The Learning Centre may physically be closed, but we are open 24/7 via the Albertus Magnus Learning Centre page on Siena Central.
We have links to our eBooks and eAudio books (from our Wheelers platform), online newspapers, access to our databases and Clickview, which have always been a part of the Learning Centre resources.
We also have links to:
The Victorian Premiers Reading Challenge (for Years 7 to 9). It includes videos on how to login to the VPRC and how to add books to your VPRC profile, as well a link to our Wheelers (eBook) platform.
Make it Mondays - a new online craft group open to all students and staff. There are sixteen different projects you can try, as well as a craft blog where you can post your creations or ask craft related questions you may have.
Iso Cooking – with excerpts from some of our newest cookbooks, as well as links to great food websites, all you need for isolation inspiration!

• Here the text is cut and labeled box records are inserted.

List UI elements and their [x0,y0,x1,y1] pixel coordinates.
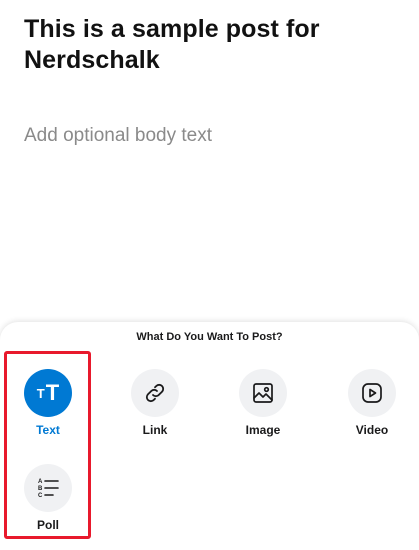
video-play-icon [348,369,396,417]
post-title[interactable]: This is a sample post for Nerdschalk [24,14,394,76]
post-type-link-button[interactable]: Link [120,369,190,437]
svg-text:B: B [38,486,43,492]
link-icon [131,369,179,417]
post-type-poll-button[interactable]: A B C Poll [13,464,83,532]
post-type-image-button[interactable]: Image [228,369,298,437]
image-icon [239,369,287,417]
post-type-text-button[interactable]: TT Text [13,369,83,437]
svg-text:C: C [38,493,43,499]
post-type-video-label: Video [355,423,389,437]
post-type-image-label: Image [245,423,281,437]
post-type-poll-label: Poll [36,518,59,532]
post-type-text-label: Text [36,423,60,437]
svg-text:A: A [38,479,43,485]
create-post-screen: This is a sample post for Nerdschalk Wha… [0,0,419,550]
post-body-input[interactable] [24,123,384,149]
post-type-link-label: Link [142,423,168,437]
text-format-icon: TT [24,369,72,417]
poll-list-icon: A B C [24,464,72,512]
post-type-video-button[interactable]: Video [337,369,407,437]
post-type-sheet-title: What Do You Want To Post? [136,331,283,343]
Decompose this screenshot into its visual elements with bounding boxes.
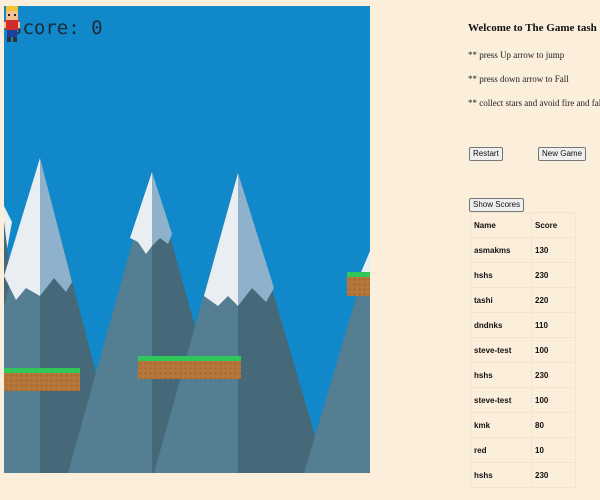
row-name: dndnks: [470, 312, 532, 338]
row-name: hshs: [470, 362, 532, 388]
row-score: 130: [531, 237, 576, 263]
scores-table: Name Score asmakms 130 hshs 230 tashi 220 d…: [470, 212, 576, 488]
table-row: dndnks 110: [470, 312, 576, 338]
score-display: score: 0: [11, 17, 103, 39]
table-row: hshs 230: [470, 362, 576, 388]
row-name: tashi: [470, 287, 532, 313]
row-name: steve-test: [470, 337, 532, 363]
new-game-button[interactable]: New Game: [538, 147, 587, 161]
row-name: kmk: [470, 412, 532, 438]
platform: [138, 356, 241, 379]
instruction-collect: ** collect stars and avoid fire and fall: [468, 98, 600, 108]
player-character: [4, 6, 20, 42]
row-score: 220: [531, 287, 576, 313]
table-row: hshs 230: [470, 262, 576, 288]
row-name: steve-test: [470, 387, 532, 413]
row-name: red: [470, 437, 532, 463]
row-score: 10: [531, 437, 576, 463]
column-header-name: Name: [470, 212, 532, 238]
row-score: 110: [531, 312, 576, 338]
instruction-fall: ** press down arrow to Fall: [468, 74, 569, 84]
table-row: tashi 220: [470, 287, 576, 313]
restart-button[interactable]: Restart: [469, 147, 503, 161]
table-row: red 10: [470, 437, 576, 463]
table-row: steve-test 100: [470, 337, 576, 363]
row-score: 100: [531, 387, 576, 413]
table-row: hshs 230: [470, 462, 576, 488]
row-score: 230: [531, 462, 576, 488]
row-name: hshs: [470, 262, 532, 288]
row-score: 230: [531, 362, 576, 388]
column-header-score: Score: [531, 212, 576, 238]
instruction-jump: ** press Up arrow to jump: [468, 50, 565, 60]
table-header-row: Name Score: [470, 212, 576, 238]
table-row: kmk 80: [470, 412, 576, 438]
platform: [347, 272, 370, 296]
mountain-background: [4, 158, 370, 473]
platform: [4, 368, 80, 391]
row-score: 80: [531, 412, 576, 438]
row-name: hshs: [470, 462, 532, 488]
table-row: steve-test 100: [470, 387, 576, 413]
game-canvas[interactable]: score: 0: [4, 6, 370, 473]
row-score: 100: [531, 337, 576, 363]
show-scores-button[interactable]: Show Scores: [469, 198, 525, 212]
row-name: asmakms: [470, 237, 532, 263]
table-row: asmakms 130: [470, 237, 576, 263]
row-score: 230: [531, 262, 576, 288]
panel-title: Welcome to The Game tash: [468, 22, 597, 34]
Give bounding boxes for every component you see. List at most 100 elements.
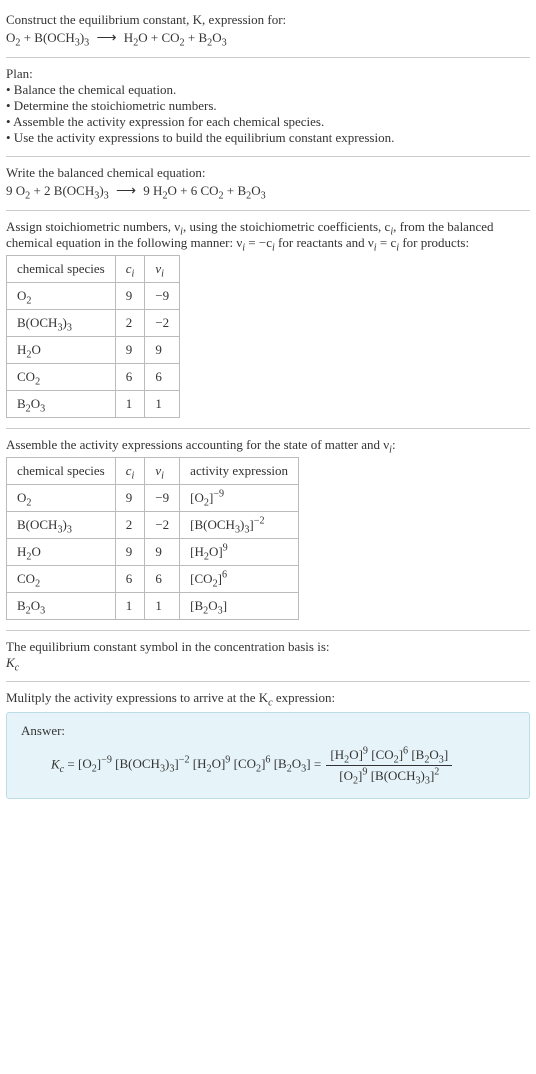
unbalanced-equation: O2 + B(OCH3)3 ⟶ H2O + CO2 + B2O3 (6, 30, 530, 47)
intro-line: Construct the equilibrium constant, K, e… (6, 12, 530, 28)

There is also access to specially curated websites for our students. Links include free audio books from Audible, BookTube (book related reviews on YouTube), as well as Epic Reads on Instagram, and Inside a Dog, which is the State Library of Victoria’s young adult book website. These are all in the “Can’t Make it to the Learning Centre?” tile.
We update the Learning Centre news blog regularly, so there is always something new to see.
In the latest edition of Siena Career News there is a lot of information particularly pertinent for Year 12 students, including Special Entry schemes at university, important date reminders and information on IT and Computer Science degrees.
VTAC registrations have opened and many universities are advertising Early Entry and Early Offer programs. Year 12 students are encouraged to make a careers appointment to discuss how to apply for these programs and also how to apply for SEAS (Special Consideration for university and TAFE).
Students in Years 9 to 12 may like to listen in to a course information session webinar. Deakin University has made available their recent recorded sessions and the link is in this week’s Siena Career News.
Given our Dominican heritage, it is not surprising that Siena College has had a long association with dogs. Jock, Paddy and Marty from the early days were dogs belonging to the nuns. Brutus had the run of the College in the 1970s and Daisy the dalmatian is a frequent and much-loved visitor today.
However, Siena did have at least one feline intruder. A small grey and white cat turned up at the convent on the feast of St Barnabas in 1953 and the nuns named him Barney. However, he disappeared soon after and according to Rustling Leaves (the Siena student magazine), the rumour was that Barney had been ‘catnapped’ and was last seen on the Wattle Park tram in the company of an unnamed student. The mystery was never solved.
As we continue the enrolment process for Year 7 (2022) students, we would like to remind any current families with daughters in Grade 5 to please ensure that you have submitted an enrolment form.
Applications and supporting documents can be submitted online via our website. Offers will be made in October of this year.